Gilbert and George began making wall-mounted installations of photographs in 1971. At first these were geometric formations of framed photographs with variable spaces between them. The artists photographed each other set against the bare wooden floors and the panelled walls in their home, as well as outdoors in semi rural locations. In such works as Balls: The Evening Before the Morning After – Drinking Sculpture 1972 (Tate T01701), which consists of a composite arrangement of photographs of the artists and their home, drinking and drunkenness became the overt subjects of their work. In 1974, they began to use red, which they call the ‘colour of desperation’ (quoted in Richardson, p.25). By this stage they had formulated the grid structure that they have been using ever since. After drinking, they turned to depression and despair, with series bearing such titles as Bad Thoughts, Bloody Life, Dusty Corners, Dead Boards and Mental. The Red Morning series was made in response to the socialist movement growing in Britain in 1976 and 1977. Gilbert has explained: ‘we felt that Britain was becoming communist, all red. So we did these Red Morning pieces, they were based on that.’ (Quoted in Eccher, p.97.) The Red Morning series are the only works in which the artists appear in their shirtsleeves.
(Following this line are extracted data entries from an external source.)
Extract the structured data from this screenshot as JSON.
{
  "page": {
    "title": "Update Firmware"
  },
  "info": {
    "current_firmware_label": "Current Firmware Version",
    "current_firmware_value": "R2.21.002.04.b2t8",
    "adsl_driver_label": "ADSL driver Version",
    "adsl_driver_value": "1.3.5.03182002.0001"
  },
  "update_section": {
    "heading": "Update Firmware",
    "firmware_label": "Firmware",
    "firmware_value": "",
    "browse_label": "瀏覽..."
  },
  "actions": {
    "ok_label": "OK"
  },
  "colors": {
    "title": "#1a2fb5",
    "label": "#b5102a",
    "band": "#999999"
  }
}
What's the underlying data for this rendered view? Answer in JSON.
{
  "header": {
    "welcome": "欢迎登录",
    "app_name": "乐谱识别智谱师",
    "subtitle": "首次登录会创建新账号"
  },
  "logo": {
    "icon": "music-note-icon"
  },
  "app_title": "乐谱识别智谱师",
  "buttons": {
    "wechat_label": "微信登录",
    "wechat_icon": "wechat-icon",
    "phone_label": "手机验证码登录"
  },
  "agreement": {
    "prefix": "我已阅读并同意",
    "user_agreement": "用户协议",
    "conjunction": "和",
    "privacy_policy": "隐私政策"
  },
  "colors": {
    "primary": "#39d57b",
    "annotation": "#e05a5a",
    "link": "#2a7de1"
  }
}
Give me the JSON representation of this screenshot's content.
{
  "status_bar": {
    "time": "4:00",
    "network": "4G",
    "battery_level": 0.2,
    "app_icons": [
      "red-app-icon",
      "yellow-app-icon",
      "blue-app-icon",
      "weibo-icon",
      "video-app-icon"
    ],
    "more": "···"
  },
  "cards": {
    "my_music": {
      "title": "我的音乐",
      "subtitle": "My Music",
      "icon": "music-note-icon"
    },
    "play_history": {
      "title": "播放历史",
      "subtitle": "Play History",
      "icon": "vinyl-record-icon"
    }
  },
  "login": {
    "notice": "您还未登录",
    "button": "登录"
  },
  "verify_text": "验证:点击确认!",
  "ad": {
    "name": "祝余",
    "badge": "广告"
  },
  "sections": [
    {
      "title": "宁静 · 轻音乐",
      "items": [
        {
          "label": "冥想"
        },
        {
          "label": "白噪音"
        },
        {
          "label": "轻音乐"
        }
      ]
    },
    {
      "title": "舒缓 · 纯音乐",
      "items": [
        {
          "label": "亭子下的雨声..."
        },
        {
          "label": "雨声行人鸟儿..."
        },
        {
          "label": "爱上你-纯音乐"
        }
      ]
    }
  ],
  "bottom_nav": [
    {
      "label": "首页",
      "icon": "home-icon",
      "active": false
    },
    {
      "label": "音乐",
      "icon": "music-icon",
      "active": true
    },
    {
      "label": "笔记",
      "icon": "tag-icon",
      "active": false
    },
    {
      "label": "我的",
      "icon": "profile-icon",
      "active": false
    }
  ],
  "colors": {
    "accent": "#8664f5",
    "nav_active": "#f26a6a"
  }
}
They photographed each other in the studio instead of in their Fournier Street home (in London’s east end), the backdrop for many of their earlier images. The abutted-frame format, now standard in their work, was established in this series. It was followed by the Dirty Words series, of which Cunt Scum 1977 (Tate T07406) is an example.

Further reading:
Monique Beudert, Sean Rainbird, Contemporary Art: The Janet Wolfson de Botton Gift, exhibition catalogue, Tate Gallery, London 1998, reproduced (colour) p.29
Danilo Eccher, Gilbert and George, exhibition catalogue, Galleria d’Arte Moderna, Bologna 1996, pp.97-103
Carter Ratcliff, Gilbert and George: The Complete Pictures 1971-1985, London 1986, pp.XXV-XXVI, reproduced (colour) p.102

Elizabeth Manchester
December 2002

Display caption

Gilbert Proesch and George Passmore, known always by their first names, have been collaborating for over thirty years. They met while students at St Martin's School of Art in 1967. They have worked in the media of video, performance, painting, drawing and photography. In 1970 they began calling themselves 'living sculptures' and, wearing conservative suits and striking statuesque poses, became the primary subjects of their art. Red Morning Trouble shows the artists in contemplative attitudes with red and black panels showing reflections in the river and modernist buildings along London's river bank. It is a picture of ordinariness, with the shirt-sleeved artists resembling city workers ready to step out into mundane life.